Il discorso vale anche per l’Italia, dove i guadagni di Sinner sono più eccezione che esempio di un movimento in crescita. Salvatore Caruso, ex numero 76 al mondo e oggi al 346esimo posto del ranking Atp, ha incassato 877.118 dollari lordi in 10 anni di carriera (fino al 2020), meno della metà di quanto ha stimato Mayotte per mantenersi facendo il tennista. Altri esempi li ha riportati Il Fatto Quotidiano lo scorso ottobre: Simone Roncalli viaggiava intorno alla 700esima posizione, quando ha deciso di abbandonare il tennis giocato a 27 anni. «Due anni fa», ha raccontato, «mentre ero al Cairo a giocare un torneo ITF, ho comprato il biglietto aereo per il Portogallo senza avere la certezza di rientrare nel tabellone del Maia Open, un Challenger. Sconfitto in Egitto, sono partito immediatamente e ho giocato il torneo successivo senza poter dormire neanche un’ora. Viaggiavo da solo per risparmiare, senza il mio staff. È in pari con le spese solo chi è almeno tra i primi 200, per questo ora ho deciso che farò l’allenatore». Anche Roberto Marcora, nel 2020, ha deciso di ritirarsi dopo essere stato 150esimo al mondo. «Se non fosse stato per il supporto economico di mio padre, non sarei nemmeno diventato professionista. Puoi mantenerti solo se entri nel giro degli Slam, tra montepremi e campionati a squadre, ma i soldi veri li vedono solo i primi 100». Adesso Marcora fa tutt’altro: «Lavoro nell’azienda di famiglia, nel settore dell’acciaio laminato a caldo». Anche Luca Potenza, 23enne che lo scorso anno ha raggiunto la posizione 456, è condizionato dalle incertezze economiche. «Faccio fatica.

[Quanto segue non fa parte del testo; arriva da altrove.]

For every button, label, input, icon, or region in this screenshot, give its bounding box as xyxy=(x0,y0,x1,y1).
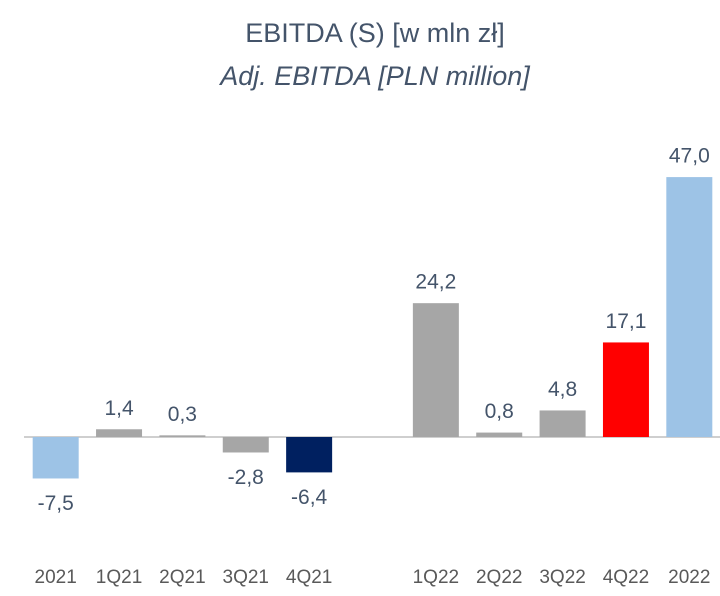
bar xyxy=(222,437,269,453)
value-label: 4,8 xyxy=(548,378,577,401)
value-label: 0,8 xyxy=(485,400,514,423)
value-label: 1,4 xyxy=(104,397,134,420)
x-tick-label: 1Q22 xyxy=(413,567,459,588)
bar xyxy=(286,437,333,473)
bar xyxy=(412,303,459,437)
x-tick-label: 2Q21 xyxy=(159,567,205,588)
x-tick-label: 4Q22 xyxy=(603,567,649,588)
x-tick-label: 2021 xyxy=(35,567,77,588)
x-tick-label: 3Q21 xyxy=(223,567,269,588)
value-label: 24,2 xyxy=(415,271,456,294)
bar xyxy=(159,435,206,437)
bar xyxy=(32,437,79,479)
value-label: 47,0 xyxy=(669,145,710,168)
chart-title: EBITDA (S) [w mln zł] xyxy=(245,18,505,48)
value-label: 0,3 xyxy=(168,403,197,426)
value-label: -6,4 xyxy=(291,486,328,509)
bar xyxy=(666,177,713,437)
x-tick-label: 2022 xyxy=(668,567,710,588)
bar xyxy=(96,429,143,437)
x-tick-label: 4Q21 xyxy=(286,567,332,588)
x-tick-label: 3Q22 xyxy=(539,567,585,588)
chart-subtitle: Adj. EBITDA [PLN million] xyxy=(218,61,531,91)
value-label: 17,1 xyxy=(606,310,647,333)
x-tick-label: 2Q22 xyxy=(476,567,522,588)
x-tick-label: 1Q21 xyxy=(96,567,142,588)
value-label: -2,8 xyxy=(228,466,264,489)
bar xyxy=(539,410,586,437)
bar xyxy=(476,432,523,437)
bar xyxy=(602,342,649,437)
value-label: -7,5 xyxy=(38,492,74,515)
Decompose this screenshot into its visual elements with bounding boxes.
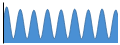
area <box>3 7 118 43</box>
y-axis-line <box>3 3 4 44</box>
chart <box>0 0 120 45</box>
y-axis <box>3 3 4 44</box>
marks <box>3 7 118 43</box>
line <box>3 7 118 39</box>
plot-area <box>3 3 118 44</box>
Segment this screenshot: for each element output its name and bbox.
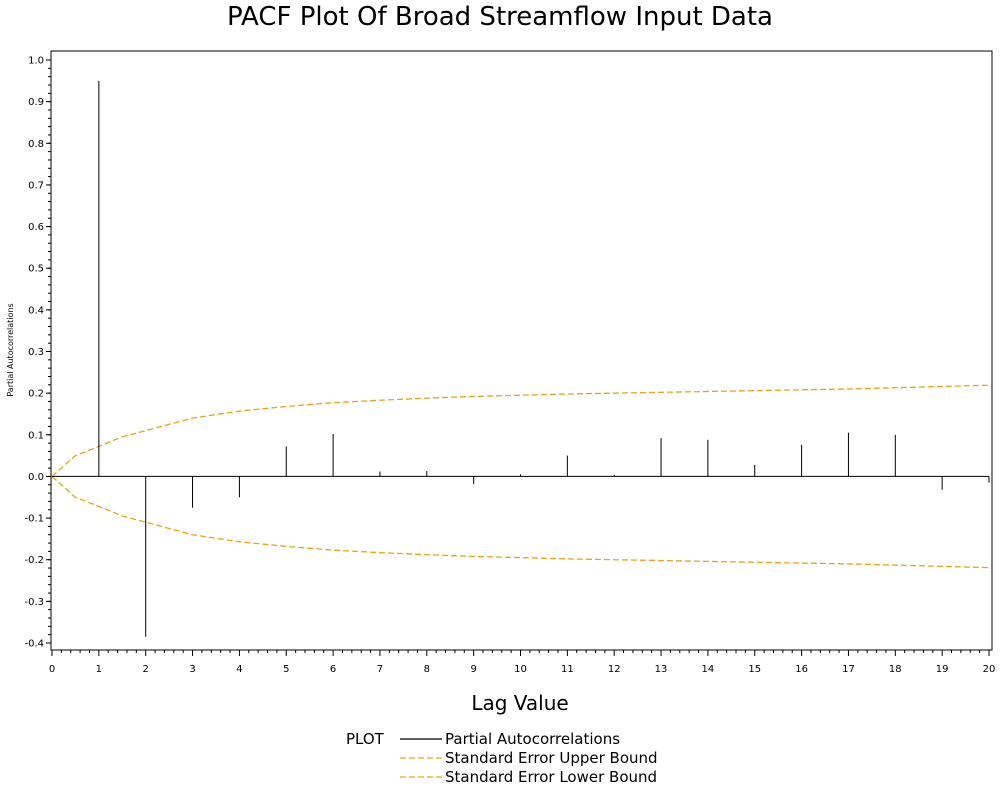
x-tick-label: 6 <box>330 664 336 675</box>
bound-line <box>51 384 990 477</box>
y-tick-label: -0.1 <box>24 514 44 525</box>
x-tick-label: 13 <box>655 664 668 675</box>
x-tick-label: 12 <box>608 664 621 675</box>
y-tick-label: 0.9 <box>28 97 44 108</box>
y-tick-label: 0.7 <box>28 180 44 191</box>
legend-label: Standard Error Lower Bound <box>445 768 657 786</box>
y-tick-label: 0.1 <box>28 430 44 441</box>
x-tick-label: 10 <box>514 664 527 675</box>
x-axis: 0 1 2 3 4 5 6 7 8 9 10 11 12 13 14 15 16 17 18 19 20 <box>49 650 996 675</box>
y-tick-label: 1.0 <box>28 56 44 67</box>
x-tick-label: 7 <box>377 664 383 675</box>
x-tick-label: 5 <box>283 664 289 675</box>
x-axis-label: Lag Value <box>471 691 568 715</box>
x-tick-label: 0 <box>49 664 55 675</box>
x-tick-label: 9 <box>470 664 476 675</box>
x-tick-label: 8 <box>424 664 430 675</box>
y-tick-label: 0.5 <box>28 264 44 275</box>
x-tick-label: 1 <box>96 664 102 675</box>
y-axis-label: Partial Autocorrelations <box>6 303 15 396</box>
x-tick-label: 16 <box>795 664 808 675</box>
y-tick-label: 0.2 <box>28 389 44 400</box>
x-tick-label: 3 <box>189 664 195 675</box>
x-tick-label: 11 <box>561 664 574 675</box>
x-tick-label: 4 <box>236 664 242 675</box>
pacf-needles <box>98 80 990 637</box>
y-tick-label: -0.2 <box>24 555 44 566</box>
standard-error-bounds <box>51 384 990 569</box>
y-tick-label: 0.3 <box>28 347 44 358</box>
y-tick-label: 0.4 <box>28 305 44 316</box>
chart-title: PACF Plot Of Broad Streamflow Input Data <box>227 2 773 32</box>
x-tick-label: 15 <box>748 664 761 675</box>
y-tick-label: 0.6 <box>28 222 44 233</box>
legend-label: Standard Error Upper Bound <box>445 749 658 767</box>
x-tick-label: 19 <box>936 664 949 675</box>
legend-title: PLOT <box>346 730 385 748</box>
bound-line <box>51 475 990 569</box>
x-tick-label: 20 <box>983 664 996 675</box>
x-tick-label: 17 <box>842 664 855 675</box>
y-tick-label: 0.0 <box>28 472 44 483</box>
y-tick-label: -0.3 <box>24 597 44 608</box>
y-tick-label: 0.8 <box>28 139 44 150</box>
plot-frame <box>50 50 993 651</box>
y-tick-label: -0.4 <box>24 639 44 650</box>
y-axis: 1.0 0.9 0.8 0.7 0.6 0.5 0.4 0.3 0.2 0.1 0.0 -0.1 -0.… <box>24 56 51 650</box>
x-tick-label: 14 <box>702 664 715 675</box>
x-tick-label: 2 <box>143 664 149 675</box>
x-tick-label: 18 <box>889 664 902 675</box>
legend-label: Partial Autocorrelations <box>445 730 620 748</box>
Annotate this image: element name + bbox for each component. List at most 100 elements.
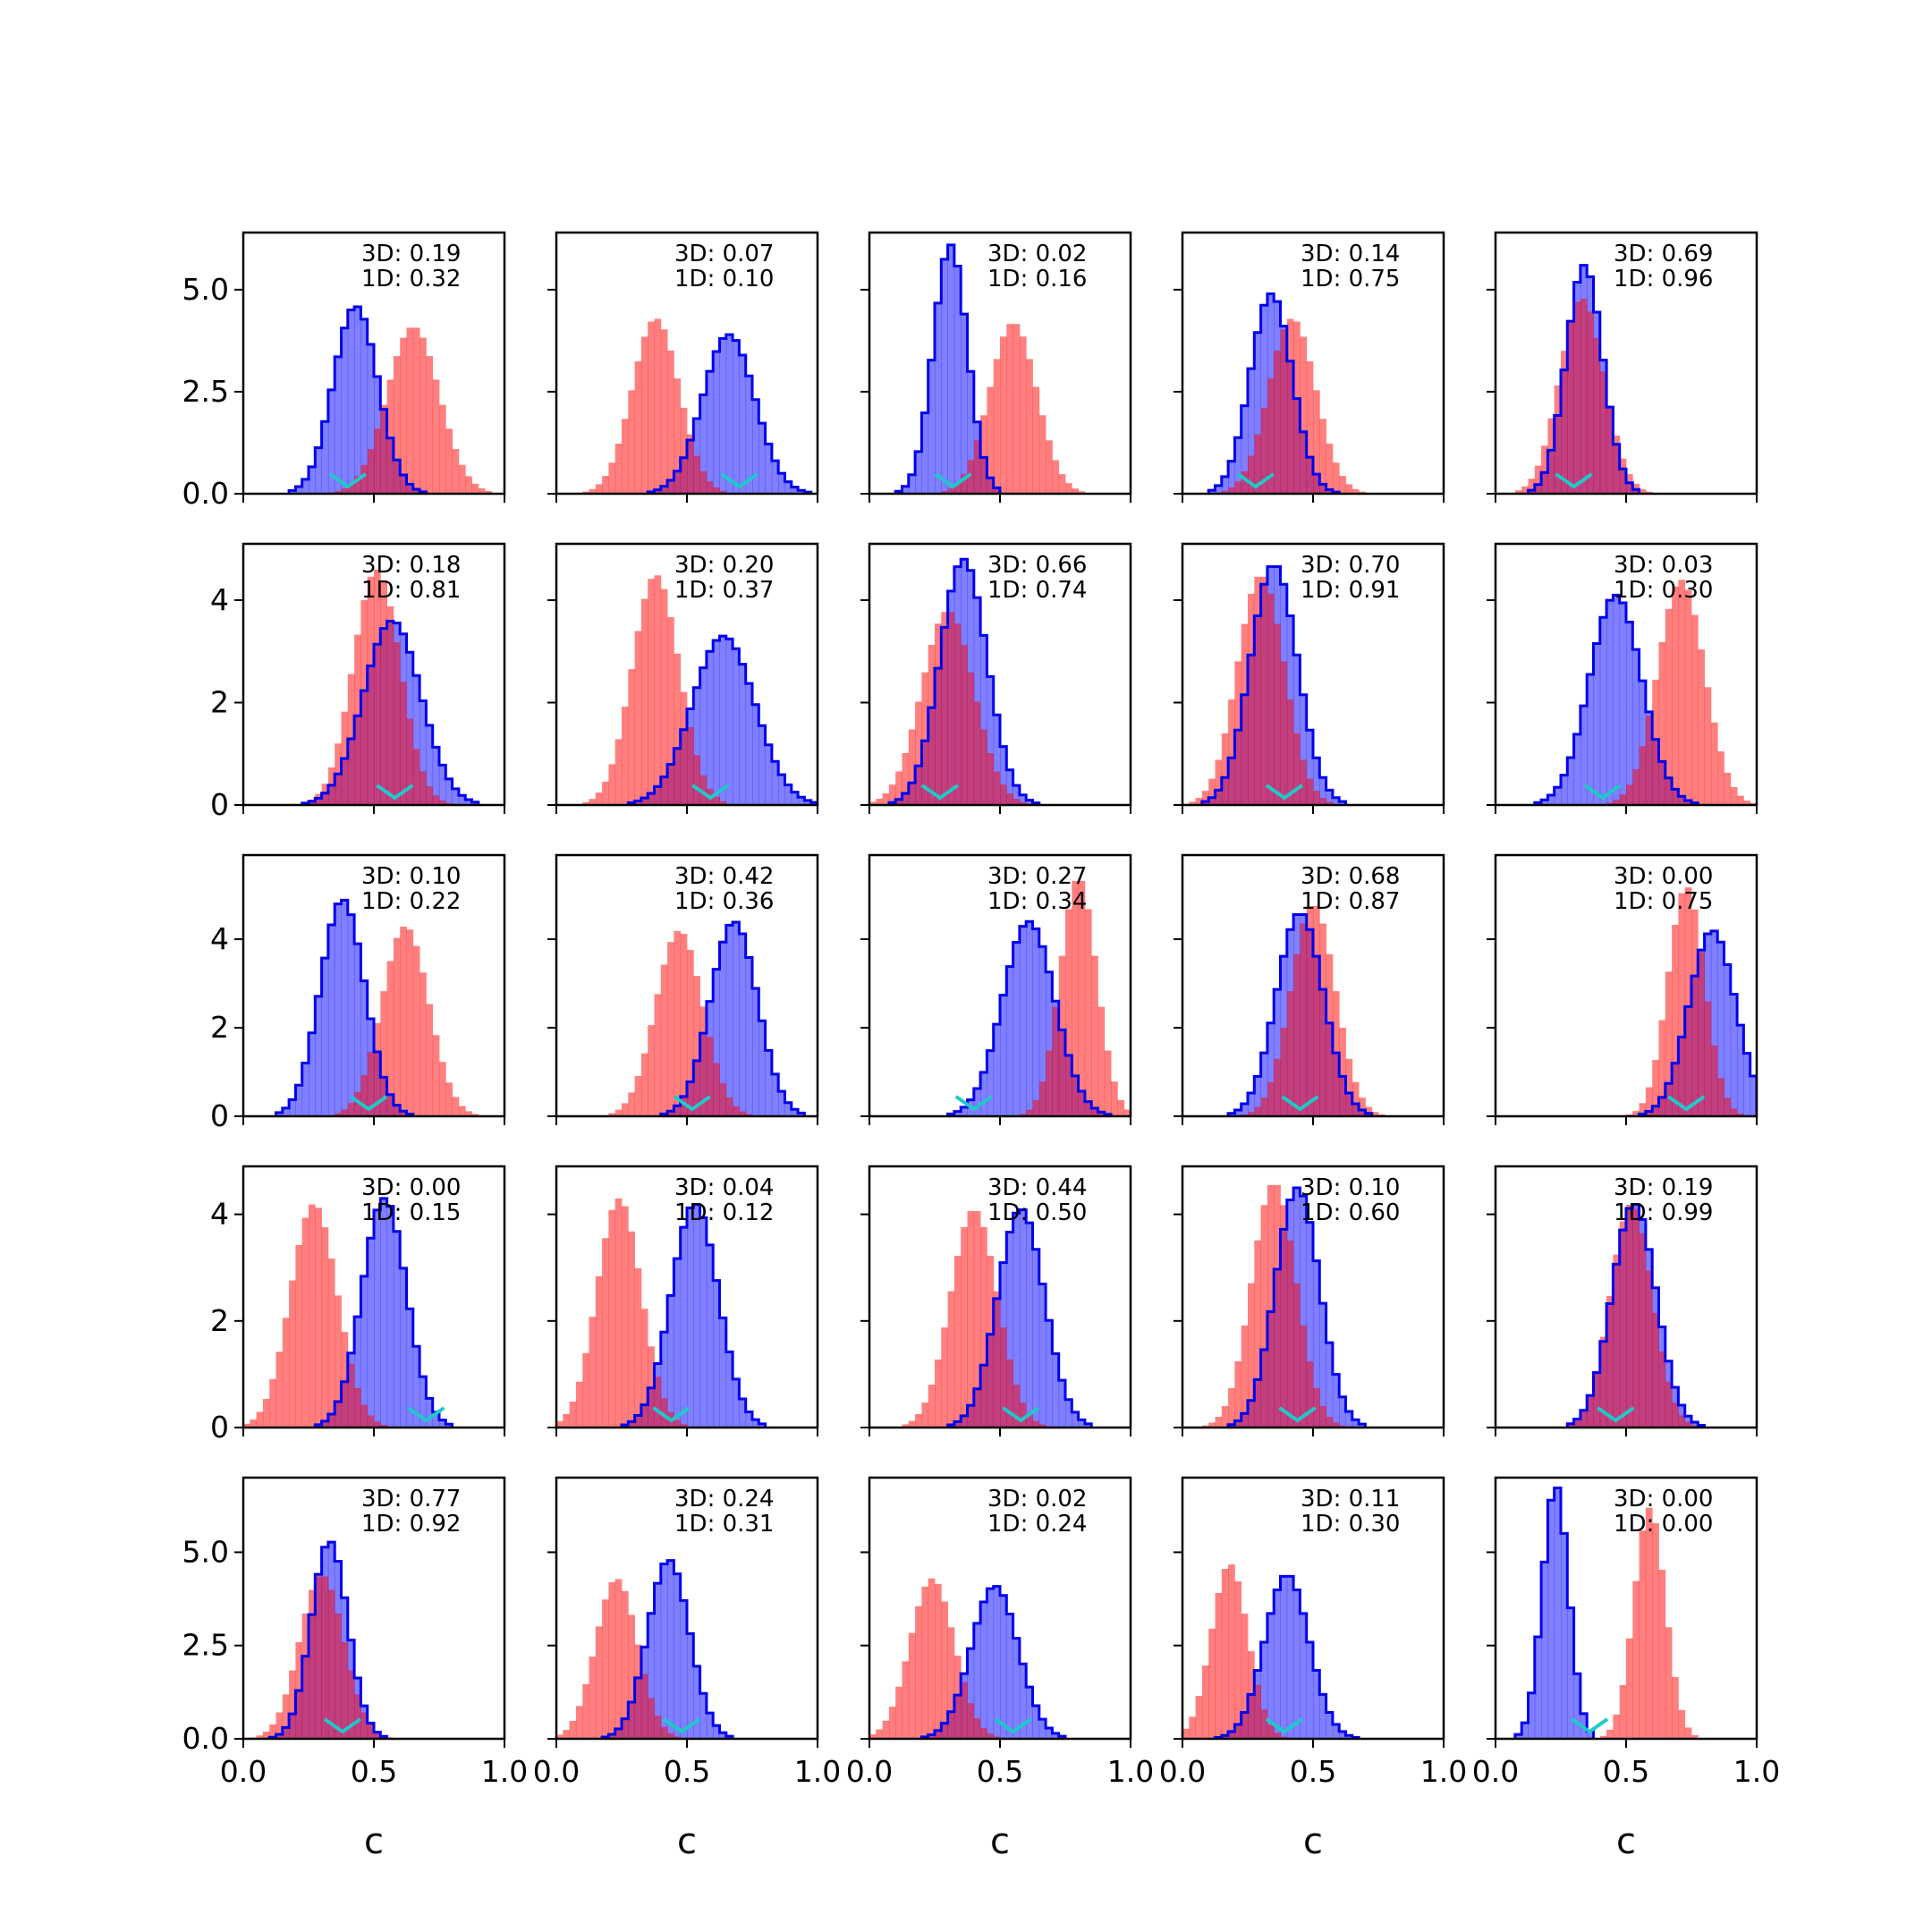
bar-3d [693, 1665, 700, 1739]
x-tick-label: 1.0 [1733, 1754, 1780, 1789]
bar-1d [693, 976, 700, 1116]
bar-3d [733, 1378, 740, 1428]
bar-1d [1293, 321, 1301, 494]
plot-area [1626, 887, 1757, 1116]
bar-3d [1038, 1284, 1046, 1428]
bar-1d [1221, 1568, 1229, 1739]
bar-3d [1248, 1093, 1255, 1116]
bar-1d [1065, 483, 1072, 494]
bar-3d [987, 1589, 995, 1739]
bar-1d [674, 1736, 682, 1739]
bar-3d [739, 933, 747, 1116]
bar-1d [1234, 661, 1242, 805]
bar-1d [1189, 801, 1196, 805]
bar-1d [327, 1589, 335, 1739]
step-outline-3d [1638, 929, 1757, 1116]
y-tick-label: 2.5 [182, 374, 229, 409]
bar-1d [262, 1398, 270, 1428]
x-tick-label: 1.0 [481, 1754, 528, 1789]
bar-1d [452, 1097, 460, 1116]
bar-1d [582, 801, 589, 805]
bar-1d [250, 1419, 257, 1428]
bar-3d [445, 1424, 453, 1428]
bar-1d [602, 476, 609, 494]
bar-3d [1613, 595, 1621, 805]
bar-1d [1084, 909, 1092, 1116]
bar-1d [1046, 440, 1053, 494]
bar-3d [412, 675, 420, 805]
bar-1d [1645, 716, 1653, 805]
bar-1d [693, 755, 700, 805]
step-outline-3d [313, 1197, 454, 1428]
stat-1d-label: 1D: 0.30 [1614, 577, 1713, 604]
stat-1d-label: 1D: 0.50 [987, 1199, 1087, 1226]
bar-3d [798, 1113, 805, 1116]
bar-1d [335, 490, 342, 494]
bar-3d [327, 389, 335, 494]
bar-1d [426, 1004, 434, 1116]
bar-3d [1313, 1260, 1320, 1428]
x-axis-label: c [677, 1821, 697, 1862]
bar-1d [941, 1601, 948, 1739]
bar-3d [725, 1352, 733, 1428]
bar-1d [309, 1204, 316, 1428]
bar-3d [1306, 1222, 1314, 1428]
bar-1d [393, 642, 401, 805]
bar-3d [791, 487, 799, 494]
bar-1d [1606, 802, 1614, 805]
stat-1d-label: 1D: 0.75 [1614, 888, 1713, 915]
bar-1d [1639, 488, 1647, 494]
bar-1d [1260, 1097, 1268, 1116]
stat-3d-label: 3D: 0.10 [1301, 1174, 1400, 1201]
bar-3d [771, 461, 779, 494]
bar-3d [745, 957, 753, 1116]
bar-1d [706, 1037, 714, 1116]
bar-1d [1293, 733, 1301, 805]
stat-1d-label: 1D: 0.15 [361, 1199, 461, 1226]
bar-1d [713, 1063, 720, 1116]
bar-3d [915, 451, 922, 494]
bar-3d [360, 1275, 369, 1428]
bar-1d [1737, 795, 1744, 805]
stat-3d-label: 3D: 0.18 [361, 552, 461, 579]
stat-1d-label: 1D: 0.36 [674, 888, 774, 915]
bar-3d [699, 667, 708, 805]
x-axis-label: c [1616, 1821, 1636, 1862]
true-value-marker [920, 784, 959, 801]
bar-3d [660, 1563, 668, 1739]
bar-1d [1658, 1569, 1666, 1739]
bar-3d [739, 354, 747, 494]
bar-3d [778, 1091, 785, 1116]
bar-1d [275, 1352, 284, 1428]
bar-1d [628, 1231, 635, 1428]
bar-1d [1606, 1729, 1614, 1739]
x-tick-label: 0.5 [351, 1754, 397, 1789]
bar-3d [439, 765, 446, 805]
bar-1d [928, 1578, 936, 1739]
bar-1d [1286, 991, 1294, 1116]
bar-1d [1345, 484, 1353, 494]
bar-1d [393, 356, 401, 494]
bar-1d [1613, 1714, 1621, 1739]
bar-1d [654, 575, 662, 805]
stat-1d-label: 1D: 0.16 [987, 266, 1087, 292]
bar-1d [1639, 1233, 1647, 1428]
bar-1d [439, 800, 446, 805]
bar-1d [1691, 1734, 1699, 1739]
bar-1d [882, 793, 890, 805]
bar-3d [1567, 1607, 1574, 1739]
bar-3d [354, 1317, 361, 1428]
bar-1d [980, 1226, 987, 1428]
bar-3d [282, 1107, 290, 1116]
bar-1d [1652, 1060, 1659, 1116]
bar-3d [928, 360, 936, 494]
bar-1d [1672, 1676, 1679, 1739]
bar-1d [869, 801, 877, 805]
bar-1d [1580, 1411, 1588, 1428]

Di base devi essere di famiglia benestante, altrimenti non puoi permetterti di giocare in tutti i tornei e ambire al salto di qualità».
Se tutto questo discorso vale per Paesi dove il tennis fa parte della tradizione sportiva, cosa accade negli altri? Recentemente, il Guardian ha dato un’idea di quello che succede nel contesto africano. La 20enne kenyota Angella Okutoyi è entrata in un terreno inesplorato quando ha vinto un match nel torneo juniores agli ultimi Australian Open (dopo il successo nel doppio femminile a Wimbledon nel 2022 con l’olandese Rose Marie Nijkamp). Avrà l’opportunità di affermarsi tra i pro e dare lustro all’Africa sub-sahariana in uno sport che per l’intero continente accoglie tra le top solo la tunisina Ons Jabeur e l’egiziana Mayar Sherif?
Così ha parlato Théoneste Karenzi, presidente della federazione tennistica rwandese, sul quotidiano britannico: «Possiamo incoraggiare il movimento e finanziare le scuole tennis e i tornei giovanili. I problemi cominciano però nel circuito professionistico, perché non possiamo pagare montepremi all’altezza né possiamo finanziare i viaggi all’estero dei nostri giocatori. È un vicolo cieco senza margini di crescita». Sada Nahimana (Burundi) è stata 281esima nel ranking Wta; Eliakim Coulibaly (Costa d’Avorio) 613esimo nella classifica Atp. Entrambi sono stati invitati da Mouratoglou ad allenarsi nella sua accademia in Francia, ma questo privilegio non può essere esteso a tutti i giocatori emergenti. Così la forbice tra i top del mondo e tutti gli altri rischia di allargarsi ulteriormente, lasciando il lusso del professionismo non solo a pochi, ma a sempre meno giocatori. Meritevoli sì, ma soci di un club sempre più esclusivo.